The peak value of the ACF at the outputs of the correlators 13 ₁ -13 _{k is} compared with the threshold in block 11. The number of the correlator having the maximum value of the ACF determines the type of memory bandwidth by which N _PSP is determined in BP1 8, which is fed to the second input from the second serial output of BP1 8 block 10. In the microprocessor 10, based on the decimal number N of the _{SRP, the} decimal number N is first determined, and then the decimal number Y is determined, which is converted from the decimal form to binary X, which is fed to the third input of PD 2, where it is converted to Z bit of the binary block. The binary blocks obtained in this way are combined in the PD 2 into a binary information sequence, which from the second output of the PD 2 is fed to the information input of the PI 6, where it is converted into the output signal form and fed to the second output of the device.

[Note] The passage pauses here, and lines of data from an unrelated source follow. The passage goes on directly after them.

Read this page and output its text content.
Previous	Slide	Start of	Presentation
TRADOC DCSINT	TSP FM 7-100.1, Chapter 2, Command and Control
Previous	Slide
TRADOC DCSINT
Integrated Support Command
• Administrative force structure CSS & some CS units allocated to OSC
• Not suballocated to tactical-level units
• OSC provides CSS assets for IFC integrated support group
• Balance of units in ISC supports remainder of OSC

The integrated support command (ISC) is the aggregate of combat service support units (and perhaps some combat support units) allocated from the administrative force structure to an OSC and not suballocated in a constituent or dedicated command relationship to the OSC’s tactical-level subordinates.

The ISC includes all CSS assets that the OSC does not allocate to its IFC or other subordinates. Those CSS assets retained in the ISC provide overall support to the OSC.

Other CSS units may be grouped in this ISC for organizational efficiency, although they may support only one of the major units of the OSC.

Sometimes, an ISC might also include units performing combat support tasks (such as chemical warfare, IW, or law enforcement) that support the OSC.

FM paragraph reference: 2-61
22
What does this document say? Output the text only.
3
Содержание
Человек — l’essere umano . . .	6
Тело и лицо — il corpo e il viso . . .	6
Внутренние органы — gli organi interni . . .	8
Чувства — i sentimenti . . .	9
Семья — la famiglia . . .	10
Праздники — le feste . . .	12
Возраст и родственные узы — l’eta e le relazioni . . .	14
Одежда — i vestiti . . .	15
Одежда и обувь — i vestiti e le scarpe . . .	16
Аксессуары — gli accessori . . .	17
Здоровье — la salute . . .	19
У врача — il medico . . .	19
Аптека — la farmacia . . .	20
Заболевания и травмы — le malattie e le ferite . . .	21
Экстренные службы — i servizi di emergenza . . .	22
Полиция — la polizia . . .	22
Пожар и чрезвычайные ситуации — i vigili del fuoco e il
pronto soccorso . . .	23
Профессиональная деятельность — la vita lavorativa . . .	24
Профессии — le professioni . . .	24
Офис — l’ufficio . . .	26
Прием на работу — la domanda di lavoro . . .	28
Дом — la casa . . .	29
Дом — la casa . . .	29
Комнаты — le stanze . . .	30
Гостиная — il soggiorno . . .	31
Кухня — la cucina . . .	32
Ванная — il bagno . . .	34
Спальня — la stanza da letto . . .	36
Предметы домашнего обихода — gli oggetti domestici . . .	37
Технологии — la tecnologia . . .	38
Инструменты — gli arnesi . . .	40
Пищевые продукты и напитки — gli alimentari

In this case, the work of PI 6 is synchronized by the signal from the second output of the clock 5, and the signal from the first output of the clock 5 synchronizes the operation of AI 1, PD 2, GK 9 and modulator 3.

The use of correlators in the proposed device makes it possible to accumulate the received signal element by element, which provides protection against the effects of deliberate interference. The use of memory blocks allows identification of the memory bandwidth code and operating frequency, and the use of a microprocessor allows multiple conversions of the transmitted and received signals, which provides protection against unauthorized access.

Thus, a device for implementing the proposed method for transmitting discrete information allows for high noise immunity while respecting confidentiality.

Claims (1)

A method for transmitting discrete information in a radio line with a frequency-hopping operating frequency, including at the transmitting end dividing the input signal into blocks of information presented in binary form; at the receiving end of a radio line — receiving a signal at all possible frequencies and for all possible codes of pseudorandom sequences, converting the received signal into a binary information sequence and supplying an information signal to a terminal device, characterized in that at the transmitting end of the radio line, a binary number is made up of each information number block, in decimal, which, according to the algorithms known at the reception and transmission, is converted into two other decimal numbers, subsequently conversion which in accordance with other, different from the above known on reception and transmission algorithms determine pseudorandom code sequence and the carrier frequency of the transmitter; on the basis of a certain pseudo-random sequence code, a signal is generated, modulated and radiated into space, the modulation frequency being synthesized based on a certain transmitter carrier frequency; at the receiving end of the radio line using frequency filtering, a channel is selected on which the transmission was made; form peaks of the autocorrelation functions of the received signals, by comparing with the threshold value, determine the maximum value of the peak of the autocorrelation function, which selects the type of pseudo-random sequence by which the code number of the pseudo-random sequence is determined; consecutively carry out the inverse transformations; pseudo-random sequence code numbers in decimal number and the resulting decimal number in another decimal number according to the above algorithms; the resulting decimal number is converted into binary form corresponding to the transmitted information.